Abstract:

BACKGROUND: Hypoxia influences bone metabolism by many means and exhibits negative effects on bone generation and bone healing.
OBJECTIVE: To explore the effects of hypoxia on proliferation and differentiation of rat osteoblasts and investigate the underlying mechanisms.
METHODS: Primary rat osteoblasts were isolated from excised calvarial bones of neonatal mice and cultured in vitro. The second passage of osteoblasts were cultured under hypoxic (3% O₂) and normoxic (20% O₂) conditions.

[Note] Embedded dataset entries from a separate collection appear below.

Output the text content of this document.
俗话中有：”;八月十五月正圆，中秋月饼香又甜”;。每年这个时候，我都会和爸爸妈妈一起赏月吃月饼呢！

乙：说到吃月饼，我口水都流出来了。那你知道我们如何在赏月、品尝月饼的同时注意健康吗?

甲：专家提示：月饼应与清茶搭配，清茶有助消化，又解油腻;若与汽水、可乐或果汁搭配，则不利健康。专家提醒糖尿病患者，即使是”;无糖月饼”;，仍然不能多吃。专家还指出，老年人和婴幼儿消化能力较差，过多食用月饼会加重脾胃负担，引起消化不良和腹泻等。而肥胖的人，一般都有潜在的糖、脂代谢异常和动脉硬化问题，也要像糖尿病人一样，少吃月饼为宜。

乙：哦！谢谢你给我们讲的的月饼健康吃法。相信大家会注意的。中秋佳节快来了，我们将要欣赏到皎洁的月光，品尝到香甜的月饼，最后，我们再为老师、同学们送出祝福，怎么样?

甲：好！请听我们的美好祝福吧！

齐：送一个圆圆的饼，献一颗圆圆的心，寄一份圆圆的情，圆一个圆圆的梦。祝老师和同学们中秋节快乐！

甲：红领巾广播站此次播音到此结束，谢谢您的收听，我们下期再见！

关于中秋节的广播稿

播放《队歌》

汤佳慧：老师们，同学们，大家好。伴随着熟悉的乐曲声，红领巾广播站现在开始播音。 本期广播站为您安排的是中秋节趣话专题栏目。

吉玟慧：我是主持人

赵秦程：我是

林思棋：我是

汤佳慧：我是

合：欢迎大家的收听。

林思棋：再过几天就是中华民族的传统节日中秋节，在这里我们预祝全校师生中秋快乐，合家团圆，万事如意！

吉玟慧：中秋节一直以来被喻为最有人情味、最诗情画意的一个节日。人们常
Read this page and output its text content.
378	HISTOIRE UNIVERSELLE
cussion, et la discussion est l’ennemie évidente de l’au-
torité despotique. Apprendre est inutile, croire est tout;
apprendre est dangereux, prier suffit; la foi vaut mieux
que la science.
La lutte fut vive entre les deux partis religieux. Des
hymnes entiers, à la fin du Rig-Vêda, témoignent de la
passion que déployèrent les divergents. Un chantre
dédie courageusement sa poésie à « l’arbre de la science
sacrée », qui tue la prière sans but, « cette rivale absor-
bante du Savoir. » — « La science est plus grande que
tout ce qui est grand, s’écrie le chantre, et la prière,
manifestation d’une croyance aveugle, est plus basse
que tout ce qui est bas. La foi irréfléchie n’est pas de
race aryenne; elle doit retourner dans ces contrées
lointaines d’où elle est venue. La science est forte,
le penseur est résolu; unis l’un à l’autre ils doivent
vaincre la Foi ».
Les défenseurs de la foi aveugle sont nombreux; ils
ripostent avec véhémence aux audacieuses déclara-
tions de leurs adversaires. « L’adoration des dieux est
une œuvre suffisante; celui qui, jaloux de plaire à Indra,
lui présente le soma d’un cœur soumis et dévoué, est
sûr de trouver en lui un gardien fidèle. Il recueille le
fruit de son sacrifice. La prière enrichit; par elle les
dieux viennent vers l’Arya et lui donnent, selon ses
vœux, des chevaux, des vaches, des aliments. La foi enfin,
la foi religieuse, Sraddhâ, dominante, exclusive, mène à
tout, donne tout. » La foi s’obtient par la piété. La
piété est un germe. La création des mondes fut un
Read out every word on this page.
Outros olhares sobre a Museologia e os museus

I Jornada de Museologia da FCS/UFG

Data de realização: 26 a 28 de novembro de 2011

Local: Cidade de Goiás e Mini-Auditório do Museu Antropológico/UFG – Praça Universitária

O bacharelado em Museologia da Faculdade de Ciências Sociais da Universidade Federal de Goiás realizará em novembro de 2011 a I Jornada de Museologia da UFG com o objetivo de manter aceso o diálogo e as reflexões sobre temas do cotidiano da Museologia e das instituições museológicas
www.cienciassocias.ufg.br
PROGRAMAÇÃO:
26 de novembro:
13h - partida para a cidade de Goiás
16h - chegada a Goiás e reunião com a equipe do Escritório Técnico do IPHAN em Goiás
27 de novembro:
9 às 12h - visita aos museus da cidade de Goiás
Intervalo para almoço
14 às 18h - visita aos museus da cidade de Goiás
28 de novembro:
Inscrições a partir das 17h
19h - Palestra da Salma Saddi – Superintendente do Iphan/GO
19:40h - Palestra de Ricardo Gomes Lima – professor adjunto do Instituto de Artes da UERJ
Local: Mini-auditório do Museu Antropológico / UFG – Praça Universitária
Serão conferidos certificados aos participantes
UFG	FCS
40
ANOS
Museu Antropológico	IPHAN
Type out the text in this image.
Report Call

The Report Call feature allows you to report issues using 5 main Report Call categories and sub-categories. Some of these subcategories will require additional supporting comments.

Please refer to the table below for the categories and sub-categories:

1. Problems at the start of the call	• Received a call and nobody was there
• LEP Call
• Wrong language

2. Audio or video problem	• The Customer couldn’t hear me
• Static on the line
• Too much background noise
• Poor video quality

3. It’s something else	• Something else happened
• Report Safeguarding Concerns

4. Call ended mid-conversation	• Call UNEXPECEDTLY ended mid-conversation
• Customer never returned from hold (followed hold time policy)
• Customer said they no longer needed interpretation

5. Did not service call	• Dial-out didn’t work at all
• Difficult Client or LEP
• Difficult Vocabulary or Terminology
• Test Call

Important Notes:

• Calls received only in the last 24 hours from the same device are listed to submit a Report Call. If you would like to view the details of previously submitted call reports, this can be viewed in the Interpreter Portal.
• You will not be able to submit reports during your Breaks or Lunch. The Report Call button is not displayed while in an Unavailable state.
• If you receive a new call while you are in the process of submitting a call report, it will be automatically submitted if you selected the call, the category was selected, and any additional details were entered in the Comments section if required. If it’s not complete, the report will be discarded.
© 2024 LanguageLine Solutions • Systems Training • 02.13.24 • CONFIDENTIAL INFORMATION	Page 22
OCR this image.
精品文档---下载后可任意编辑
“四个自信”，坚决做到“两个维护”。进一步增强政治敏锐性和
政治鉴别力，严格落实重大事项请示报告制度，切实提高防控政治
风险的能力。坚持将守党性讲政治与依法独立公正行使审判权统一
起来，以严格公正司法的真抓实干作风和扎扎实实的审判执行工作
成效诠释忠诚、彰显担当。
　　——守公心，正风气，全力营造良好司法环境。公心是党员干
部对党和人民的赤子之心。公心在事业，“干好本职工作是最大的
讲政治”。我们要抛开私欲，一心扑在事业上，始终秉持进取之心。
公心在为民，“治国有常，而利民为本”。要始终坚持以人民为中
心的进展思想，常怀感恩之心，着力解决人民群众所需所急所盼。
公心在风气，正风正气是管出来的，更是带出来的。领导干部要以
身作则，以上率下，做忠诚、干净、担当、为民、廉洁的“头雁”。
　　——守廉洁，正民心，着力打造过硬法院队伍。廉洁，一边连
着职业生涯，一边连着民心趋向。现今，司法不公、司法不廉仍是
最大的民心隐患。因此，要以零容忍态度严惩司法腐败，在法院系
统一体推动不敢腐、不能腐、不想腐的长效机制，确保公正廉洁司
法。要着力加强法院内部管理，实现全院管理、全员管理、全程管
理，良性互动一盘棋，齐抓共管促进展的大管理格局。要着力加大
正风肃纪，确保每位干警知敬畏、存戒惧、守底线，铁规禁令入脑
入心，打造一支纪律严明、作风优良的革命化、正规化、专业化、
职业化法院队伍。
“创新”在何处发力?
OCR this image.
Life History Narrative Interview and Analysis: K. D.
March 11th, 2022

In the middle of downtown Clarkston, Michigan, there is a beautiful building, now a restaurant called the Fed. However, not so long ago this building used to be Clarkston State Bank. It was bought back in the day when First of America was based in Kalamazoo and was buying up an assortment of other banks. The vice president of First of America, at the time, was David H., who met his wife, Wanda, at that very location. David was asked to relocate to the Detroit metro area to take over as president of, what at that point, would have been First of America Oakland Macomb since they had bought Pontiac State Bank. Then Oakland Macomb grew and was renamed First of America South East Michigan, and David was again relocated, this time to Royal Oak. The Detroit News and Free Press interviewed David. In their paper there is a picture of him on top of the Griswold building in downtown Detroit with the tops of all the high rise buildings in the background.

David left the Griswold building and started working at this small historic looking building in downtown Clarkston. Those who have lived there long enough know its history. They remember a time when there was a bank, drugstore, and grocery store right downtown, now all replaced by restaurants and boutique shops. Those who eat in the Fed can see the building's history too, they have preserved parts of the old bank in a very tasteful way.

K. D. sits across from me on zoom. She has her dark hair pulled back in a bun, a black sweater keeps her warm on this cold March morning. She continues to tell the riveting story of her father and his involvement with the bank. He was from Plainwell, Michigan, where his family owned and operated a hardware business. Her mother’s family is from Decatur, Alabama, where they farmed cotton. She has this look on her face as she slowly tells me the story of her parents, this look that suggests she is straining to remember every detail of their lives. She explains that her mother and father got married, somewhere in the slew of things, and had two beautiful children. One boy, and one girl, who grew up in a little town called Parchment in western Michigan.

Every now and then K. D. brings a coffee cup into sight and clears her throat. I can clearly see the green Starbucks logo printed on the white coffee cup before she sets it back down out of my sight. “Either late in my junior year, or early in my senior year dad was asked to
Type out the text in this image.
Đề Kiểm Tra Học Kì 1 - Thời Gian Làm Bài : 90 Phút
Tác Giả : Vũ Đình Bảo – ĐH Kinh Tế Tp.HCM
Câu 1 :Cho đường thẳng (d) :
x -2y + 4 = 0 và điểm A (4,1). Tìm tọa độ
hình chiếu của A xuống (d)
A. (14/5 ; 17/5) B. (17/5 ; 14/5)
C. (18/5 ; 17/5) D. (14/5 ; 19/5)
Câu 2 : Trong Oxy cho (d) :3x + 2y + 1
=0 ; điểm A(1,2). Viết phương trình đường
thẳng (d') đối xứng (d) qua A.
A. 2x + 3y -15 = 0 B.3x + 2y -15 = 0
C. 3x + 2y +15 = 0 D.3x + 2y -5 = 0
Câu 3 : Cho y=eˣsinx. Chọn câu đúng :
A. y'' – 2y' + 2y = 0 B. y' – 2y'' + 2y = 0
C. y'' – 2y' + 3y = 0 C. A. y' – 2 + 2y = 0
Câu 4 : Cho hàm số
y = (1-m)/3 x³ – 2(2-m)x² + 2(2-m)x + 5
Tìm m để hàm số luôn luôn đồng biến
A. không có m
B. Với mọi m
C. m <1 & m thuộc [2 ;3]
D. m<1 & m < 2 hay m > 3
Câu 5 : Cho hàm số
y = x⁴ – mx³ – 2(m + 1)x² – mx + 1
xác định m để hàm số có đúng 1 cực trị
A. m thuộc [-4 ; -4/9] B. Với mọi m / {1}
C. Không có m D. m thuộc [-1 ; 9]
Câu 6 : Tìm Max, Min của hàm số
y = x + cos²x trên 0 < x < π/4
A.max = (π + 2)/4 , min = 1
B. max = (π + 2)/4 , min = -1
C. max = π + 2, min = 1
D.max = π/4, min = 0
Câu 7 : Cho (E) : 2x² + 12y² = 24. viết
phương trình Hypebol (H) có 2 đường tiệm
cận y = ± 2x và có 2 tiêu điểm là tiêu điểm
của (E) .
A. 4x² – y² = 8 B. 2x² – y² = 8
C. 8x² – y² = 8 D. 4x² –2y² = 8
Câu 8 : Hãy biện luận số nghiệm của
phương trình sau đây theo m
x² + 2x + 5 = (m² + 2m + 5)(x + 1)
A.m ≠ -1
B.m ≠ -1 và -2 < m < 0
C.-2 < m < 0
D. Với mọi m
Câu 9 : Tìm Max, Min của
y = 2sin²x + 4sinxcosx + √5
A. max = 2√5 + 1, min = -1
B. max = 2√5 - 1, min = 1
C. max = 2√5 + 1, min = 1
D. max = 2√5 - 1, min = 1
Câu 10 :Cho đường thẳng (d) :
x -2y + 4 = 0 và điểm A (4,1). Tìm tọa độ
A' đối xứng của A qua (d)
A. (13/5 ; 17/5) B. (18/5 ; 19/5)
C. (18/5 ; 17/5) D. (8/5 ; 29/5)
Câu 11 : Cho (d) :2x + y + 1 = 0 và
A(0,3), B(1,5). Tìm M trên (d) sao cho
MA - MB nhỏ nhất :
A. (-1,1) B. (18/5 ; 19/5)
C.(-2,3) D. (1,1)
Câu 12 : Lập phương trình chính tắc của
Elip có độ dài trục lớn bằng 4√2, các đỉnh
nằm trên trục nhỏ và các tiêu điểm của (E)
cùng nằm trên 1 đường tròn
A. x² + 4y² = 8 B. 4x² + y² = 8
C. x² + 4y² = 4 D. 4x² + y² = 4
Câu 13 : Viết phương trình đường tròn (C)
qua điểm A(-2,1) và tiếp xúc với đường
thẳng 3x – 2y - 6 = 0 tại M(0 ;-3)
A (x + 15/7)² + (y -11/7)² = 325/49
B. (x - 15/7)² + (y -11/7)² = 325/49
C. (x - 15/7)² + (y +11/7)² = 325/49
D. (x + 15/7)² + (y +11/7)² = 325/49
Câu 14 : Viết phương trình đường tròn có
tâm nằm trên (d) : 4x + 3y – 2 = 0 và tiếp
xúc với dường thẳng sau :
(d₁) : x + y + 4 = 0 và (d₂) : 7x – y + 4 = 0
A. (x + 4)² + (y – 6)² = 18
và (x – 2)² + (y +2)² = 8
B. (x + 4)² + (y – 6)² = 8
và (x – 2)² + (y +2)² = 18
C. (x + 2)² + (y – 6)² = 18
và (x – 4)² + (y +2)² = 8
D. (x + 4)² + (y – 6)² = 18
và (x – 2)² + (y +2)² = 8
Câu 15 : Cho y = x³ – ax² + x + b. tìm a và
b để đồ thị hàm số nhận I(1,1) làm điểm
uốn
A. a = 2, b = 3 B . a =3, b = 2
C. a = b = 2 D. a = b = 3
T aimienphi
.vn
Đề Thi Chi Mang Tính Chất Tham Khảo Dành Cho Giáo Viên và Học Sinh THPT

RESULTS AND CONCLUSION: The proliferation levels, alkaline phosphatase activities, osteocalcin contents and the number of calcium nodules in the hypoxic group were significantly lower compared with the normoxic group (P < 0.05 or P < 0.01). It means that hypoxia inhibits the proliferation, differentiation and functions of rat osteoblasts. The mRNA expression of bone morphogenetic protein-2 and Runx2 in osteoblasts cultured in 3% O₂ was lower than that cultured in 20% O₂ ( P < 0.05 or      P < 0.01). It means that the mRNA expression of Runx2 and bone morphogenetic protein-2 was decreased in hypoxic conditions. These findings suggest that hypoxia can inhibit the proliferation and differentiation of rat osteoblasts through inhibiting Runx2 and BMP-2 mRNA expression in vitro.